El lenguaje había dejado de fluir
Un mes antes de la matanza, a Julián, el herrero se le murió el cerdo que había estado criando todo el año. Esta vez sí que llamó al veterinario.
―¿De qué s`ha muerto?
―Pues no lo sé. Es un poco raro. ¿Se había comportado de forma extraña últimamente? ―preguntó don Ramón, el veterinario.
―Pues no sabría decirle. Comer y dormir. ¿Qué más puede hacer aquí?
―Últimamente comía menos ―intervino Aurora, la generala.
―Pero ¿le ponías lo mismo y se lo dejaba? ―Don Ramón, el veterinario, se agachó y le examinó el interior de la boca. Finalmente dictaminó―: No sé de qué se puede haber muerto. No se os ocurra hacer embutido. Si no es por muerte de accidente físico, no se puede.
Ya había respondido a lo que había motivado su intervención.
Después del cerdo murió la nueva mula. Eso obligó a Julián, el herrero, a vender los campos. En la actual situación no podía seguir echando el dinero a un pozo. Finalmente empezó a adelgazar Adelita, la gordeta.
―Me ha dicho Avelina, la guercha, que Florencia, la camona, nos ha echado mal de ojo. Que ya lo sabe todo el pueblo. ¿A tú no t`han dicho na?

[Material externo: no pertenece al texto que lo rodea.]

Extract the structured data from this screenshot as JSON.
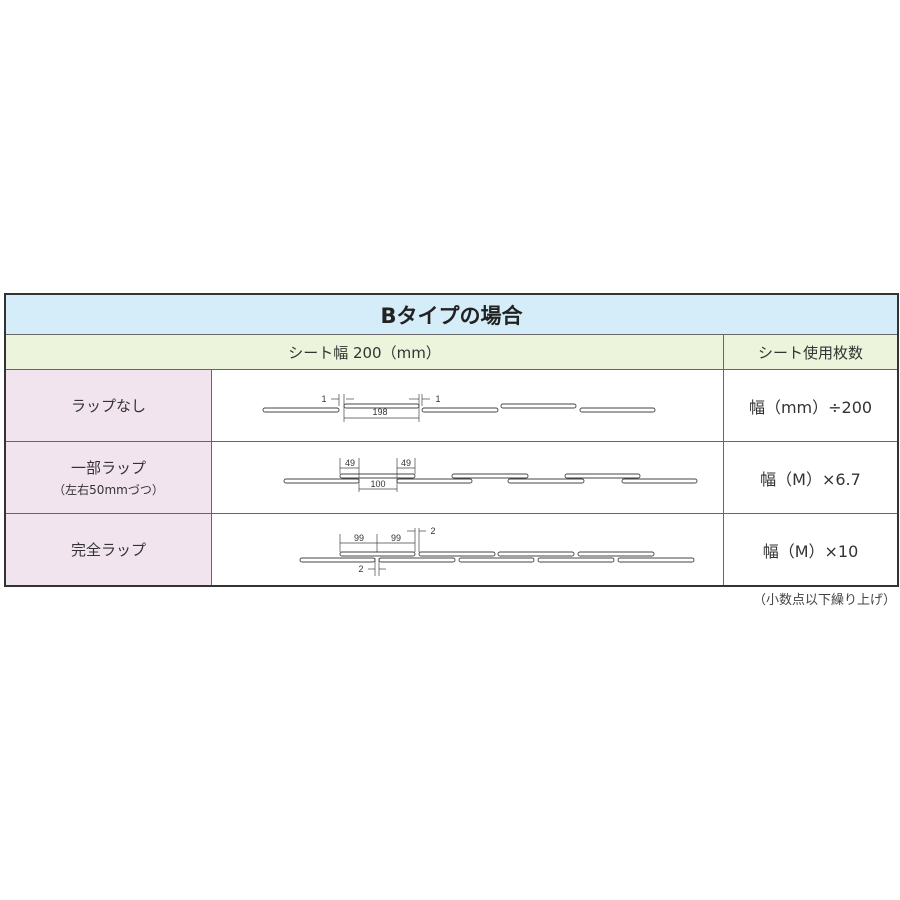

―¡Andanda! Eso son tontadas de viejas.
―Ah, ¿no? Pues, ¿q´hacemos con la niña? La llevamos al médico pa que diga que no lo sabe, o que no le pasa na, pa no decir que no lo sabe, y nos esperamos a que se muera, como laija de Pili, la bolera.

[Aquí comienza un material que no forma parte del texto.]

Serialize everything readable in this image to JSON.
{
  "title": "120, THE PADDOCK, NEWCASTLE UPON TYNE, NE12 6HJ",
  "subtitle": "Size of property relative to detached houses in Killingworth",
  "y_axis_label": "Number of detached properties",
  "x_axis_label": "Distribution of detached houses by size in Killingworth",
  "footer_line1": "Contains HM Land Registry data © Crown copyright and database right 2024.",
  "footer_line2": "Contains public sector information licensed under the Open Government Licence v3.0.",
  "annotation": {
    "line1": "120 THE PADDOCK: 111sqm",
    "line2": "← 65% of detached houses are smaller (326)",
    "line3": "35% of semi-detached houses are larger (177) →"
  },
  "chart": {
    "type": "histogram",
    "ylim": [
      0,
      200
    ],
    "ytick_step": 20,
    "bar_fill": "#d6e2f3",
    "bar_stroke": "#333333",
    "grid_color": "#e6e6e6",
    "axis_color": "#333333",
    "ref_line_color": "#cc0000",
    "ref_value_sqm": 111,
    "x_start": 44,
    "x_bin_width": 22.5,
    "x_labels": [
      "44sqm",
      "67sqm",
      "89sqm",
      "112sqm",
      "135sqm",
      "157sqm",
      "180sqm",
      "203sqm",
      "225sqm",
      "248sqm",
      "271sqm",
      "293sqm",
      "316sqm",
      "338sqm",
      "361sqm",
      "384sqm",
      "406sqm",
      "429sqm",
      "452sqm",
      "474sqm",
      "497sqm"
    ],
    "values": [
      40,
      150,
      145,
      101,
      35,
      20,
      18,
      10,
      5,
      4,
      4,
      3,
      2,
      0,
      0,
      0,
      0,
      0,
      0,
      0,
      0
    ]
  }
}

―Y ¿por qué nos iba a hacer eso? ¿Qué l´hemos hecho nosotros?
―No sé. Cosas de brujas. Ya conoces a la familia…
―Es que no sé q´hacer.
―Pues está claro´hijo. Lo que pasa es que era un cagón. No vales ni p`astar escondido. Si mi padre levantara la cabeza… ―Este era el tenor de las recriminaciones de Aurora, la generala, desde hacía una semana.
―Bueno, le preguntaré a José, el entenao ―concedió por fin Julián el herrero.
―Vayauno, al que le vas a preguntar.
Y así lo hizo.
―Bueno, sí. Es lo que dice todo el pueblo. Yo no creo en esas tontadas, pero tampoco me preguntes qué lo que te está pasando, porque tampoco lo sé. Eso son cosas misteriosas que la ciencia no sabe.
―Pero, tu lees libros y eso, debes saber de estas cosas. ―José, el entenao, era el más listo del pueblo, junto con mosén Leoncio y el alcalde. Era mozo soltero y tenía cubiertas sus necesidades económicas, así que se dedicaba a instruirse. Además era comunista.
―Lo que dicen es que para quitártelo, tienes que ir a otra bruja, y que ella te lo hará. Pero vas a tener que ir a una de otro pueblo, porque las otra dos de aquí son familia de ella.
―Pero ¿cómo estoy seguro que es ella?
―Eso se sabe
―Pero ¿y porque?
―Eso no se sabe. ―Julián, el herrero, abatido, dejó caer su cabeza sobre el pecho. José, el entenao, compadecido, continuó―: Según dicen, ellas tienen el mal, y, o lo pasan, o se lo tragan. Pero yo no creo en esas cosas, ¿eh? Yo te cuento lo que dicen, pero en realidad no se sabe.
El día del Corpus, durante la procesión, Julián, el herrero, se quedó rezagado, a pesar de lo despacio que se caminaba. En el peche, donde estaba la iglesia, esperaba sentado en un banco José, el entenao, que nunca participaba en las ceremonias religiosas, aunque jugaba de pareja al guiñote con mosén Leoncio. Cinco minutos después de que todos hubieran entrado vio llegar sofocado a Julián, el herrero. Mosén Leoncio movió la cabeza a ambos lados cuando lo vio entrar con la misa ya comenzada, así como regañándole. Poco imaginaba en aquel momento que al día siguiente tendría que llamar al obispo para preguntarle si las brujas se enterraban en sagrado o en “el entredicho”. Eso no lo sabía.
Semanas después, cuando Adelita, la gordeta, ya había empezado a recuperar peso, José, el entenao, durante la partida de guiñote, comentó a mosén Leoncio:
―¿Sabe qué?
―¿Qué?
―Que…
―Que no lo quiero saber ―zanjó. Y cantó las cuarenta.